The final total for the Newegg machine is $3,194.87 and that price is as of August 10th, 2012. It did include some rebates and savings that might not be available at a later date, but it’s a solid machine that would be worth the money and effort to get it assembled.

But what about the Origin PC?

  • CORSAIR 800D Case
  • ASUS P9X78 Deluxe
  • ORIGIN FROSTBYTE 120 Sealed Liquid Cooling System
  • Intel Core i7 3930k Quad-Core Processor
  • 1050 Watt CORSAIR HX1050 PSU
  • Dual 2BG GDDR5 NVIDIA GTX 670 graphics cards
  • 16GB CORSAIR Vengence DDR3 1600Mhz (4 x 4GB) Memory
  • MS WIndows 7 Professional 64-Bit Edition
  • 2TB SATA 3.0GB/s, 7200RPM, 32MB Cache HDD
  • 12x Blu-ray Disc Combo Drive
  • 24x CD/DVD Burner Drive
  • ORIGIN Wooden Crate Armor (for shipping)
  • 1 Year Part Replacement and 45 Day Free Shipping Warranty (with more)

So as you can see, almost completely identical parts from the ground up. Literally. Even the case is the same. What’s different though? Yes, you will pay a little extra for ORIGIN’s stuff – only a whopping $3,479. Granted, this is without any true customization that would make that tower stand out as something you helped make. Ultimately though, a $280 difference for an already overclocked is amazing. Not only that though, you’ll get access to one of the most dedicated teams in the PC industry, not to mention you can also always expect them to help you out in almost any situation. Jorge explained to me just how far ORIGIN is willing to go – they’ll work with everyone on pricing, design, everything you can think of. If you need to fit a computer into a space that won’t fit even a mid-size tower, talk to them and see about getting it custom built from the ground up.

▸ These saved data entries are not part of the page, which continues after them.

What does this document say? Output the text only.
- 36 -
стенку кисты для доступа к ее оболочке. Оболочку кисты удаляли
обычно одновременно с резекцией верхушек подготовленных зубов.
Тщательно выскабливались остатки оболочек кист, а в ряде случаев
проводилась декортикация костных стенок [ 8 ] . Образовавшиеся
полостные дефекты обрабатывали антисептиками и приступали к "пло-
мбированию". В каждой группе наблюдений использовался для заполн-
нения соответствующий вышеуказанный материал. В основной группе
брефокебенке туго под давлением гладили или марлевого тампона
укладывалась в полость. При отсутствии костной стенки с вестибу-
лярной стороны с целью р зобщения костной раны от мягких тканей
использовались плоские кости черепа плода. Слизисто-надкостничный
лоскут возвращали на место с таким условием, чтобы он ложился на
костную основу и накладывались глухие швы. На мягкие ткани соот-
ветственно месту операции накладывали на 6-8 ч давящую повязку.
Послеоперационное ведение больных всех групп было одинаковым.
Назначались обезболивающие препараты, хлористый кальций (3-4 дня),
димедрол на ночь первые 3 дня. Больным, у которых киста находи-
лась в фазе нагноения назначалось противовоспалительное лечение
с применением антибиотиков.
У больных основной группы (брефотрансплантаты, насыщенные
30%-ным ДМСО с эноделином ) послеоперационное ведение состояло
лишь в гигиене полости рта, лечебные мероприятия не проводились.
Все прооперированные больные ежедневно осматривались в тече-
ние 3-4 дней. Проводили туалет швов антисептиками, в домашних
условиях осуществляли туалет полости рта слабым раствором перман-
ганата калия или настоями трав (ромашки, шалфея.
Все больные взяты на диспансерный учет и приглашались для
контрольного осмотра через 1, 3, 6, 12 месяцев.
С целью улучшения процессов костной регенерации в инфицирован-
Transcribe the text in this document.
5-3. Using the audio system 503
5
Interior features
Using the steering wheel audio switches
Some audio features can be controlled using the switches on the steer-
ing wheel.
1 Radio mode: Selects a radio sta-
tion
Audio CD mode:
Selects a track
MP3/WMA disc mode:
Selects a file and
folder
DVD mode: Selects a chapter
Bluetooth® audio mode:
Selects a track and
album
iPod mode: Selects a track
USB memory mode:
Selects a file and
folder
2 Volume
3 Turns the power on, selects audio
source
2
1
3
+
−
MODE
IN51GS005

Literally, they’ll cut the metal for your case on-site. How crazy is that?

That extra work will end up costing extra as well, but in creating something personal for the person who will be owning it for years, isn’t that worth it? Computers and gaming PCs are now about the personalization and the flashy showing as much as they are about their capabilities – QuakeCon even has a recurring contest every year to determine the coolest cases and case mods. Spending that extra few bucks (it ranges depending on the amount of customization) not only gives owners something to show off to friends, but something they can honestly call their own without having to go out and design/cut/shape/paint everything by themselves.

People looking into a new PC might want to rethink how they’re going about the process. Do you want to buy Alienware (the symbol is cool, but it costs a ton) or spend the time putting a machine together only to have the motherboard and processor be incompatible (RMAs are annoying), or would you rather pay for something that gets to be yours in every way?